La brune n'a pas besoin de réfléchir longtemps avant de répondre :

— Depuis ma 4e.

La 4e, pour Angèle, ça remonte à trop loin pour être une année familière. Aujourd'hui, face à cette année-là, elle se sent vachement grande. La Angèle de cette époque qui se croyait mature n'était qu'une toute petite Angèle finalement. Les premières palettes de maquillage, le mascara mal mis, premières sorties entre amies et clopes et tout le tralala. Tout le monde était petit, mais faisait tout pour être grand.

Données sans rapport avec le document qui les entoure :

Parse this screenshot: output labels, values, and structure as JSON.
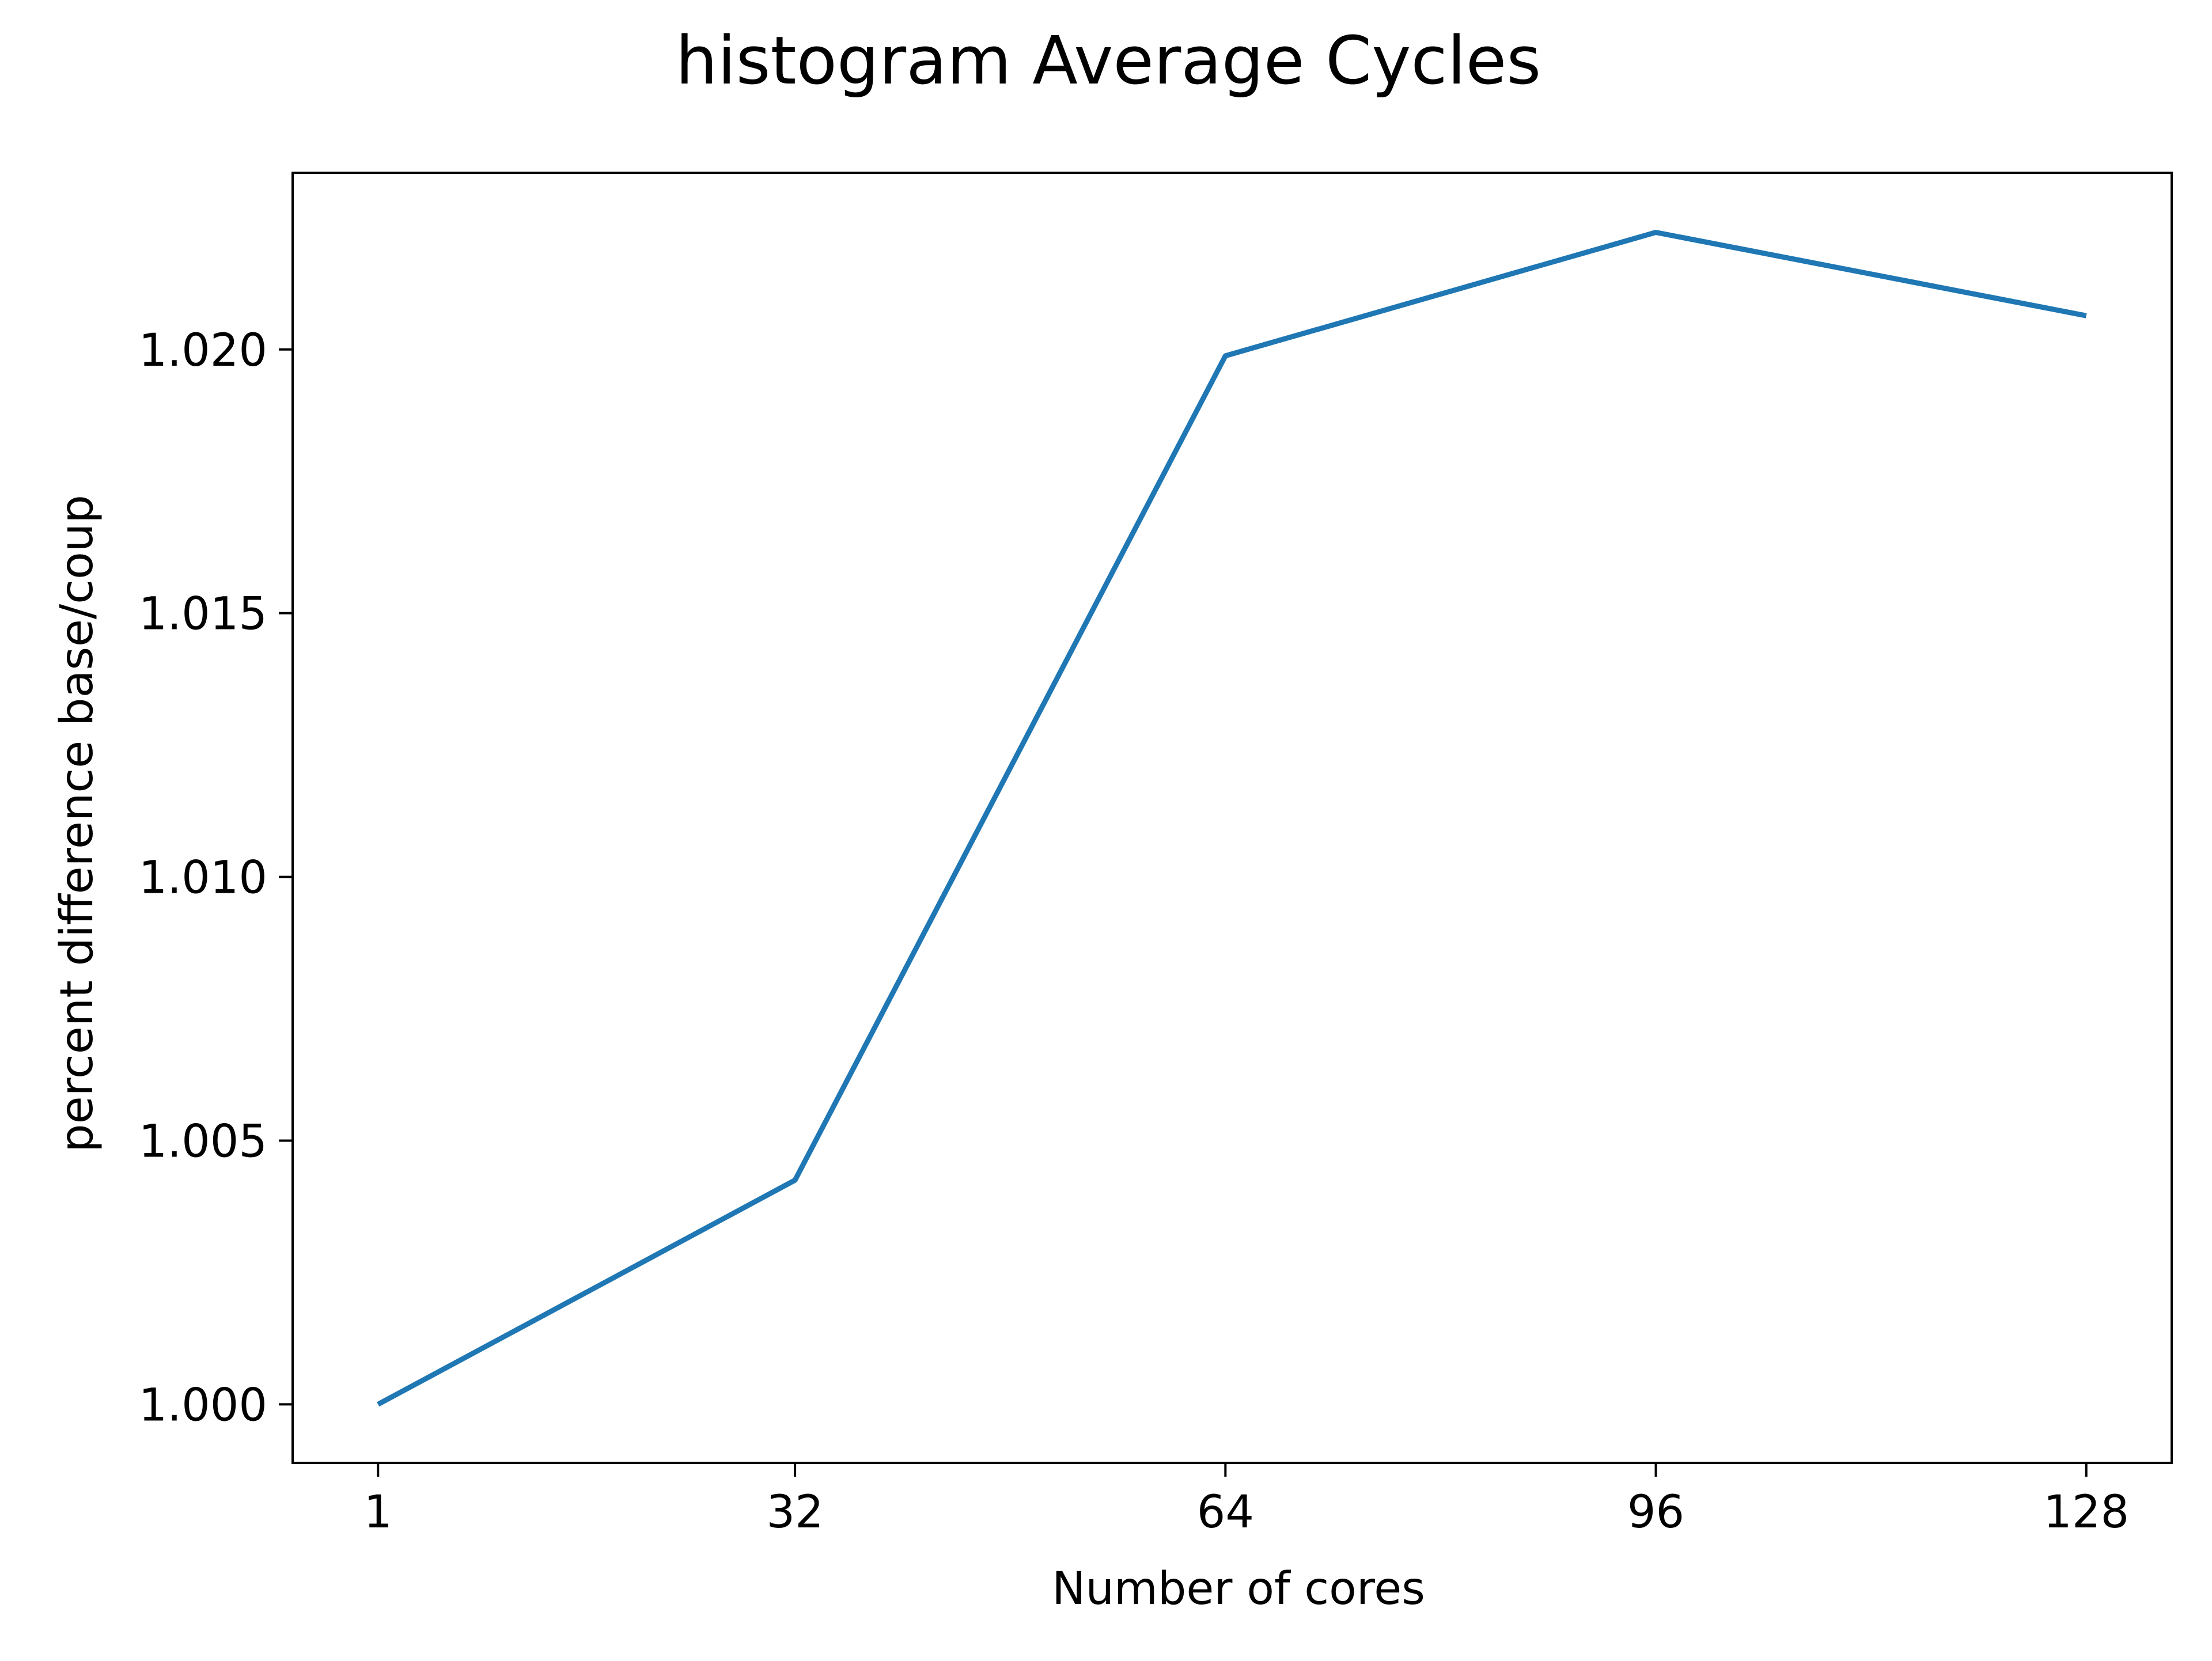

Angèle, en tout cas, n'avait en tête que l'obsession de faire plus grande à quatorze ans.

— Et toi ?

— Seconde.

Beaucoup se mettent à fumer vers le début du lycée, bizarrement. C'est comme une tendance auprès des jeunes Français. Angèle se souvient encore de certains gars au collège qui menaient des campagnes anti-tabagisme avant de se mettre à fumer devant le monde pile en face du lycée dès la seconde. Angèle, de son côté, alterne entre les phases où elle se force à arrêter sans réussir et les moments passagers de dépendance intenses.

— Mes potes fumaient toutes et vu que j'étais un mouton, bah je me suis mise à fumer, avoue Angèle en reprenant la conversation.

Elle se l'est avouée à elle-même il y a un paquet de temps. Fumer pour être « dans le délire », fumer pour avoir un « style » puis finir par fumer pour combler un vide. C'est triste, mais véridique. C'est son histoire. Celle d'une fille trop petite qui s'est piégée elle-même dans une addiction. Elle le regrette beaucoup, par moments.

— Moi, j'ai fumé mes premières clopes avec Isi' parce qu'on voulait faire les malins. Le blond a arrêté de fumer pof d'un coup cette année. J'sais pas comment il a fait, avoue Anatole.

La brune ne connaît pas très bien les gens de la maison, mais c'est vrai qu'Isidore ne fume plus depuis longtemps, alors qu'elle le voyait toujours défoncé tout le temps.

— Essaye d'arrêter cette semaine au pire ? propose la brune.

Anatole éclate de rire. Angèle a envie de perdre son sourire, mais n'arrive pas à ne pas se moquer de sa propre remarque. Elle parle au plus gros fumeur qu'elle n'a jamais rencontré, en fumant une clope devant lui.

La vérité c'est qu'elle aimerait vraiment arrêter, elle. La vérité c'est que pour l'instant, elle n'a jamais réussi. Angèle connaît tous les risques, à force de les découvrir sur les paquets alors qu'elle n'a plus de sous pour les payer. Mais la brune n'a jamais réussi, parce qu'elle n'est jamais vraiment motivée.

Seulement, elle est décidée d'arrêter ça au plus vite. Peut-être pas tout de suite, mais bien cet été. Elle se l'est jurée.